The pseudogap behavior in the stoichiometric FeSe superconductor (Tc~9.4 K)

TL;DR

This study investigates the pseudogap behavior in stoichiometric FeSe superconductor, revealing pseudogap-like features at 110 K and sign changes near 30 K, contributing to understanding its electronic properties.

Contribution

It provides detailed resistivity, magnetic, and thermoelectric measurements showing pseudogap behavior in stoichiometric FeSe, a phenomenon previously observed mainly in cuprates.

Findings

Pseudogap-like behavior observed at T* = 110 K.

Sign change in Seebeck coefficient near 30 K.

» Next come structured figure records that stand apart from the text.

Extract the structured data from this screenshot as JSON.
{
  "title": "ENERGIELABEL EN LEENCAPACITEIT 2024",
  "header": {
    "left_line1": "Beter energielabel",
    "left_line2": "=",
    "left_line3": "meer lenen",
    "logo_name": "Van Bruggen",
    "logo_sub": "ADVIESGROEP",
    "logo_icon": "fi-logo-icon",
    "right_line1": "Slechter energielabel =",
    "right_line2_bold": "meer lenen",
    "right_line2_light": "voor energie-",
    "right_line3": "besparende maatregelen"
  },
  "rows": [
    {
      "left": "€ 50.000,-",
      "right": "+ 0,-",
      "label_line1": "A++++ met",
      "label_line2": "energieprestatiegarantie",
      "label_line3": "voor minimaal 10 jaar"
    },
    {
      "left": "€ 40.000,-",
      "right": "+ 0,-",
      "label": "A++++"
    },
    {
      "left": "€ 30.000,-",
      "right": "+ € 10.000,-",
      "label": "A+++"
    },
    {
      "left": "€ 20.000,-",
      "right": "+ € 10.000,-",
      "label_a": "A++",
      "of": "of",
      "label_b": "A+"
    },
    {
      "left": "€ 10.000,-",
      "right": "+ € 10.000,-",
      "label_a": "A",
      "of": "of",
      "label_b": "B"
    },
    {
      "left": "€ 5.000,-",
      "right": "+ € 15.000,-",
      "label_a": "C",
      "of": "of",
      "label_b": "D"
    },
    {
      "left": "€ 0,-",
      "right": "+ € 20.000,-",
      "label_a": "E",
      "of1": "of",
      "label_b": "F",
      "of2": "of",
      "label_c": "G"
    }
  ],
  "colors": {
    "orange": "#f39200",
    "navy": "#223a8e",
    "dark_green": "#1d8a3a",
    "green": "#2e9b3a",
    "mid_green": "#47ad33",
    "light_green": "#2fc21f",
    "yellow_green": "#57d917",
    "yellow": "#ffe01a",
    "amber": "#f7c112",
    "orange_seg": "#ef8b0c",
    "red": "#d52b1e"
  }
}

Stoichiometric FeSe confirmed as a two-carrier superconductor.

Abstract

This paper reports the synthesis and superconducting behaviors of the tetragonal iron-chalcogenide superconductor FeSe. The electrical resistivity and magnetic moment measurements confirmed its superconductivity with a $T_c^{zero}$ and $T_c^{mag}$ at 9.4 K under ambient pressure. EPMA indicated the sample to have a stoichiometric Fe:Se ratio of 1:1 ($\pm$0.02). The Seebeck coefficient which was 12.3 $\mu$V/K at room temperature, changed to a negative value near 200 K, indicating it to be a two carriers material. Above $T_c$, the $\rho(T)$ curve revealed an 'S' shape. Hence $d\rho(T)/dT$, and $d^2\rho(T)/dT^2$ showed pseudogap-like behavior at $T^*$=110 K according to the resistivity curvature mapping (RCM) method for high $T_c$ cuprates. Moreover, the magnetoresistance $\rho_H(T)/\rho_{H=0}$ under a magnetic field and the Seebeck coefficient $S(T)$ revealed revealed pseudogap-like behavior near $T^*$. Interestingly, at the same temperature, 30 K, the sign of $S(T)$ and all signs of $d^2\rho(T)/dT^2$ changed from negative to positive above $T_c$.